In human chemistry, Max Leclerc (1864-1932) was a French education reformer noted for his commentary on Hippolyte Taine’s view of people as human molecules, wherein Leclerc comments that in France the middle classes act as an aggregate of human molecules working to turn the huge wheel of commerce under the operation of the Minister’s pedal.

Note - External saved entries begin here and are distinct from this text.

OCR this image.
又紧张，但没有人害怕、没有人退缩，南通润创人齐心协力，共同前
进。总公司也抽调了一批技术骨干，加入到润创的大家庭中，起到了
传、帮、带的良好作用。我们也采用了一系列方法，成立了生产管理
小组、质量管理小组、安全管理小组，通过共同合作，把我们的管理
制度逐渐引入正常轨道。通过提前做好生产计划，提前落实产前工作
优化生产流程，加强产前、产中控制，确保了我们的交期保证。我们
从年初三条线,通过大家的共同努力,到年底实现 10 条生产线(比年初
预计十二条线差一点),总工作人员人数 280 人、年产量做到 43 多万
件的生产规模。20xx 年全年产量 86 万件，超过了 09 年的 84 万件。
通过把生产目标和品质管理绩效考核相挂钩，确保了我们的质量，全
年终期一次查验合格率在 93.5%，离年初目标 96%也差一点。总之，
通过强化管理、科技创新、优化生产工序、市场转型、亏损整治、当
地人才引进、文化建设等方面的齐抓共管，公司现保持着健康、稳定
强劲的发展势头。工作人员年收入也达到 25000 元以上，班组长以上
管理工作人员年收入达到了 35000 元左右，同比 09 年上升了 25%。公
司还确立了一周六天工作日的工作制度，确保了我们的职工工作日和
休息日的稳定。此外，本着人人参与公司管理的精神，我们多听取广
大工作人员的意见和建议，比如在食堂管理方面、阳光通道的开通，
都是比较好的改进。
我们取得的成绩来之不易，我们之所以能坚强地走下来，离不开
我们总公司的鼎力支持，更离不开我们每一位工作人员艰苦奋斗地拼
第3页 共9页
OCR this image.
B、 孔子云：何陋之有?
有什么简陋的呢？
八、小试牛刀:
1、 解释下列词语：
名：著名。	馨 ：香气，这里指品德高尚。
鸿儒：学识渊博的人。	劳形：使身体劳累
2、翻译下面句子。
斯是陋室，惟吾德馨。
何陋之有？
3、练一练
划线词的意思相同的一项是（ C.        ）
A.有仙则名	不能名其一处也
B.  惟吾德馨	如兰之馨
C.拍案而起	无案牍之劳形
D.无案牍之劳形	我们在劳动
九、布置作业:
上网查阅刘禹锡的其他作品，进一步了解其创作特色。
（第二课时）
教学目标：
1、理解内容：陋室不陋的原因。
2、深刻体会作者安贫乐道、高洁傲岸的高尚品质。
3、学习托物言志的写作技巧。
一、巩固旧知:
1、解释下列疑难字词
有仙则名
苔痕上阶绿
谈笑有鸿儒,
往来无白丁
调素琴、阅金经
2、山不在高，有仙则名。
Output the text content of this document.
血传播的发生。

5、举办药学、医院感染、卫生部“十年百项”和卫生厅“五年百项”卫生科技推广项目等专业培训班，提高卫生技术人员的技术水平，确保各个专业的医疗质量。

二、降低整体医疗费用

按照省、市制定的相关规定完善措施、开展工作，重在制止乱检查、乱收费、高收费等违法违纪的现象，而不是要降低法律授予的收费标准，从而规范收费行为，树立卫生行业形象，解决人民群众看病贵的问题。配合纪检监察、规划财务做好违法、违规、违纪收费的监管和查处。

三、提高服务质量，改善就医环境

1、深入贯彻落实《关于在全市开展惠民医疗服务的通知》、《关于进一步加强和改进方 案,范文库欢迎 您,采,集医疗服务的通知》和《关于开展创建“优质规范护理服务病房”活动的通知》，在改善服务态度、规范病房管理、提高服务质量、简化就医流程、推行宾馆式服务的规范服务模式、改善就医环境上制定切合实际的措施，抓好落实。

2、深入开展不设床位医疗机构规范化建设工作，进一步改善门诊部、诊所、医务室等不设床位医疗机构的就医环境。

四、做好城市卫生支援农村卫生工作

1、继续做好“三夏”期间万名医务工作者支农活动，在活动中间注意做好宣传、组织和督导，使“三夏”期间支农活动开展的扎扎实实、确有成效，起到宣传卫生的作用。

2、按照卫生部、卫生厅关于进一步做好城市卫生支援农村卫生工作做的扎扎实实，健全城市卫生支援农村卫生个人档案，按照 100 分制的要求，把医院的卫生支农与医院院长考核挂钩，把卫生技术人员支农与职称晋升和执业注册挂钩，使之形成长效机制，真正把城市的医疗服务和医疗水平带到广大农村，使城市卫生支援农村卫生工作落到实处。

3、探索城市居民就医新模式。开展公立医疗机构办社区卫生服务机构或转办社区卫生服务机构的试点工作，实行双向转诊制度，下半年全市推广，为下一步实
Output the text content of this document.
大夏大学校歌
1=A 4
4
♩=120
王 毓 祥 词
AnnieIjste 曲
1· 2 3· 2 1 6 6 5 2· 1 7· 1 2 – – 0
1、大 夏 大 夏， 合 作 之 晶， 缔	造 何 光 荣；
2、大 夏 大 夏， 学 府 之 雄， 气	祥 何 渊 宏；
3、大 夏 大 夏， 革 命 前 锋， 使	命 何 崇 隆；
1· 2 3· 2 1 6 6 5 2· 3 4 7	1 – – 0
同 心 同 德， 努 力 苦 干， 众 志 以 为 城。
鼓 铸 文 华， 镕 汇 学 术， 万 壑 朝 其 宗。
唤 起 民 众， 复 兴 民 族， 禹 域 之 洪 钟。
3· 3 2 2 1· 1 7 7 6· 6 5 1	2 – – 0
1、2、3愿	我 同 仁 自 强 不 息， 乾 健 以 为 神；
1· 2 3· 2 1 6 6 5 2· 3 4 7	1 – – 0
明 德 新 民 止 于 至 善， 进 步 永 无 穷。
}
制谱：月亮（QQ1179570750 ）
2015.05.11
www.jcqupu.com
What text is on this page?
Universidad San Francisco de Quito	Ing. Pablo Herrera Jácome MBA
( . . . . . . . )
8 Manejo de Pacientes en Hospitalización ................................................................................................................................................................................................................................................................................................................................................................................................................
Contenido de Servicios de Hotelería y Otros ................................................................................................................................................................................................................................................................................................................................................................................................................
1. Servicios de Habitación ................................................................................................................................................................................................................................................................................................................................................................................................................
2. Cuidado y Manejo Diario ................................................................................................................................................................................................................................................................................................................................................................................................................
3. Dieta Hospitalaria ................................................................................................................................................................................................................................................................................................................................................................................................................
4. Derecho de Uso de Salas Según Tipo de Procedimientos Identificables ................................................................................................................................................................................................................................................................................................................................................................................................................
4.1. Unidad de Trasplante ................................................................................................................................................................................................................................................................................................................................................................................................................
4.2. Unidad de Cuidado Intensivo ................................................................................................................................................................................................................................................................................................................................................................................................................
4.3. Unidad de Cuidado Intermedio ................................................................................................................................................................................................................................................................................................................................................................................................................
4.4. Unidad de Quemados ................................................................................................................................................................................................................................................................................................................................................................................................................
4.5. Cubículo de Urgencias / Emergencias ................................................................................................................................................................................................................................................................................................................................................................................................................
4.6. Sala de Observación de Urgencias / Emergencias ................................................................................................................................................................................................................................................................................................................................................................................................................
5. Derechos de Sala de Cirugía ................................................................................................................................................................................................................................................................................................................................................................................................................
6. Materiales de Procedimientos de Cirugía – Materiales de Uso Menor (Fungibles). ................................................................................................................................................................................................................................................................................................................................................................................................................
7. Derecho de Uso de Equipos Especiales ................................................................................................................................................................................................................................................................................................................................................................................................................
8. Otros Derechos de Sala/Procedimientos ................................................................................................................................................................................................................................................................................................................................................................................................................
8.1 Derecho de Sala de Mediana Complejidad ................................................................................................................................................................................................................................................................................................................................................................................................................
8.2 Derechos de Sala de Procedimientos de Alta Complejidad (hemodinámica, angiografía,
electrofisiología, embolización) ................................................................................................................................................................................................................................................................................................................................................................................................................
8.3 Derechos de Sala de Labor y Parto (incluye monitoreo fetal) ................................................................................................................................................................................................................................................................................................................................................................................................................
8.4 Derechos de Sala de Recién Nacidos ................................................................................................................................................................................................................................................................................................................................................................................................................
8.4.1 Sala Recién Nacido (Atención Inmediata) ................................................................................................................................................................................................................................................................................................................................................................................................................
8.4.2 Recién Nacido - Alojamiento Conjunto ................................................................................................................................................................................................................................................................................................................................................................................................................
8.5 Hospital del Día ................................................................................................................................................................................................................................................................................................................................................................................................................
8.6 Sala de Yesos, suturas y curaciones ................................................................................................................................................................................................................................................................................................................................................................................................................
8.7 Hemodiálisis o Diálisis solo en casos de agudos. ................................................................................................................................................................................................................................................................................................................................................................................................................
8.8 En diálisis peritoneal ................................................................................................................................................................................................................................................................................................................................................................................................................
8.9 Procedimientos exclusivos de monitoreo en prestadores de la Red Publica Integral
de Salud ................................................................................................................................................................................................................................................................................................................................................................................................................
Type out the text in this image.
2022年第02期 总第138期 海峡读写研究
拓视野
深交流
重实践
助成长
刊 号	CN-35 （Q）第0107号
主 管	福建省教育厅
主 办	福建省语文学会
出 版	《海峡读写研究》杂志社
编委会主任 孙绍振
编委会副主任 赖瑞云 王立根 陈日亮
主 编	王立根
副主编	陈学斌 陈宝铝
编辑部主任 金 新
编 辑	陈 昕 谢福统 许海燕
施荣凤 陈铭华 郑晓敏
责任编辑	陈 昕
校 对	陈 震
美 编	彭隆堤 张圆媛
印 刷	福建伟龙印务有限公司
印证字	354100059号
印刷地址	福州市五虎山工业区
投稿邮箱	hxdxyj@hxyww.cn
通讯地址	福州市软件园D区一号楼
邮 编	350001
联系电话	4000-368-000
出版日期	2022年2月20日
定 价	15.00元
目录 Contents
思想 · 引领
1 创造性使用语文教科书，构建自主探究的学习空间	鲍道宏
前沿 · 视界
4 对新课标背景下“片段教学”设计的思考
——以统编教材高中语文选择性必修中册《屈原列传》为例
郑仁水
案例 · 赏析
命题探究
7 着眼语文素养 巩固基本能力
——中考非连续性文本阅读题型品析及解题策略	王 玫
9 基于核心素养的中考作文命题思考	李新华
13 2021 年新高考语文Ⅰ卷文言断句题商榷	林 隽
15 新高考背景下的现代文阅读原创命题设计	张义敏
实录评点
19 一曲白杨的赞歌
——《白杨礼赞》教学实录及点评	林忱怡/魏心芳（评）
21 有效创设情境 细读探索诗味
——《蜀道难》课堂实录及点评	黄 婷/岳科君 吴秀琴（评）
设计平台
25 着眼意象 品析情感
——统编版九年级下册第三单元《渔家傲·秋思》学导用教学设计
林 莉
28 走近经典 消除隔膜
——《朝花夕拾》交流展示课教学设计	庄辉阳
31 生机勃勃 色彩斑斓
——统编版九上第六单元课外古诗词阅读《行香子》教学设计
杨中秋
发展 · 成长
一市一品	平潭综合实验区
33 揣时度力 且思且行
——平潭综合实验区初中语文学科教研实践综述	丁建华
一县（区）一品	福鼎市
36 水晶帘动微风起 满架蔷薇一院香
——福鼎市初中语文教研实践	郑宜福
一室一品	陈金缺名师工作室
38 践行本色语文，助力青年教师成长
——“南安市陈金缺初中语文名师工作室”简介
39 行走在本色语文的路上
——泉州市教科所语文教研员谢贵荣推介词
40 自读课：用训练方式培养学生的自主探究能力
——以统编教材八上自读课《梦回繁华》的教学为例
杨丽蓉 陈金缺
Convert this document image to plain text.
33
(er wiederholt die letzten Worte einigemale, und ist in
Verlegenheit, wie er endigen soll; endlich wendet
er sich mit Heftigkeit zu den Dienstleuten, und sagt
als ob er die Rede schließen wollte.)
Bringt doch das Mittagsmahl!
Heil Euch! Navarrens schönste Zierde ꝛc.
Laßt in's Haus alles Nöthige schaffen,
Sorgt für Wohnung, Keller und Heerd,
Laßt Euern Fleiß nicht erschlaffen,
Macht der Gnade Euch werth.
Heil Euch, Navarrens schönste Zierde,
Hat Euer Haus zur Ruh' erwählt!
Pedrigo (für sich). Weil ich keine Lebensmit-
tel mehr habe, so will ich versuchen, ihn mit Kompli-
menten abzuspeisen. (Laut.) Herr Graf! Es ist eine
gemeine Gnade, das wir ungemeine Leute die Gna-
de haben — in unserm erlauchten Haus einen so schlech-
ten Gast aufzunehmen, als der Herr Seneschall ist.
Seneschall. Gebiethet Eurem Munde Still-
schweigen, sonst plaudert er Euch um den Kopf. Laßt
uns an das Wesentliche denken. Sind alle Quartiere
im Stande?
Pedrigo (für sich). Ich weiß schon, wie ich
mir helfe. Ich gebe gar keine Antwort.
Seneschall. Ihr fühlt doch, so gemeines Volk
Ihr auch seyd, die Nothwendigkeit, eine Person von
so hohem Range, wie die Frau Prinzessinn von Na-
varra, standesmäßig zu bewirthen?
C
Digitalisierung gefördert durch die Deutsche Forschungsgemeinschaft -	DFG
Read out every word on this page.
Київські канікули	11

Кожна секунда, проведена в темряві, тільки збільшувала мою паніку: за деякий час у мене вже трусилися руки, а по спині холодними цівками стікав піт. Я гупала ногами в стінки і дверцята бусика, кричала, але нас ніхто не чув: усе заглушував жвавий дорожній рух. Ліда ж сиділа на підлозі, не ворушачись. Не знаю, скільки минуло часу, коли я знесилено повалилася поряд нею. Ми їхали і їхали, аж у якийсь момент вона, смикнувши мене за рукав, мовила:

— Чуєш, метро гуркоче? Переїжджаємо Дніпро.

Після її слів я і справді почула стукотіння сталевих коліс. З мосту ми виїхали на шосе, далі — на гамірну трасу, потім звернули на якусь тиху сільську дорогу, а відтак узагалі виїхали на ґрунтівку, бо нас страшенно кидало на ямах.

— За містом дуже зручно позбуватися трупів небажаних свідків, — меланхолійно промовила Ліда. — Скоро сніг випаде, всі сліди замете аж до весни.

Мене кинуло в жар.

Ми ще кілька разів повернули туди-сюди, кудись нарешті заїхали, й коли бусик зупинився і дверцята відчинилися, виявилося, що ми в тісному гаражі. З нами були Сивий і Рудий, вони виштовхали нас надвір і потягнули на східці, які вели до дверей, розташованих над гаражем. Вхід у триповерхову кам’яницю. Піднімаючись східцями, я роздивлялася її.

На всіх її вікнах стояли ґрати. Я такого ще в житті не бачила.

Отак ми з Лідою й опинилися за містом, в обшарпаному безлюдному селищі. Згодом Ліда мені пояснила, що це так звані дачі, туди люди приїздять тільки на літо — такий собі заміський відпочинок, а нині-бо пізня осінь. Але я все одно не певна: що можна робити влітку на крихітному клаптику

In commentary on Taine’s 1875 text Growing Disagreement of School and Life (La Disconvenance Croissante de l’ecole et de la Vie), according to one review, Leclerc argues that “in our Lycees there is the same military discipline (as under Napoleon), the same aggregation of numbered human molecules, which the huge wheel, turned throughout France by the Minister’s pedal, grinds and reduces to human powder.”  This view comes from Leclere’s 1894 book Education in the Middle Classes in England, where in he discusses the views of Taine, and comments that: 
“France has repeatedly changed its political constitution in this century but, through all vicissitudes, under many different governments, the regime founded by Napoleon Bonaparte persisted as the mode of education has remained the same. Twenty years ago, France sought to establish freedom with the Republic, she believes she has succeeded, and freedom, she says possesses ". How does it prepare new generations to use and Others How those born since in 1870 they are learning about freedom? If the parliamentary monarchy of July had not had the courage, if the Republic of 1848 has not had time, if the Second Empire could not have the will repudiate the dangerous legacy of Napoleon, the Third Republic, who has time and should have the courage and determination, she undertook what no one has been able, willing or dared to do before it? Did she understand how risk it runs, raising his free citizens by whatever means were combined to perpetuate the reign of the despotic one? Prefects and principals of the Republic today have no other conception of their role than once under the sword of Napoleon. In our schools, even military discipline, even numbered piles of human molecules that huge wheel turning in all of France under the pedal stroke of the Minister, crushed and pulped to humanity.”
1. Anon. (1894). “As Others See Us” (human molecules, pg. 217), Journal of Education, Apr 01.
2. Leclere, Max. (1894). L’Education des Classes Moyennes et Dirigeantes en Angleterre (Education in the Middle Classes in England and Politics) (molécules humaines, pg. 65). Paris: Armand Colin et Cie.
● Leclerc, Max (b. 1864) – WorldCat Identities.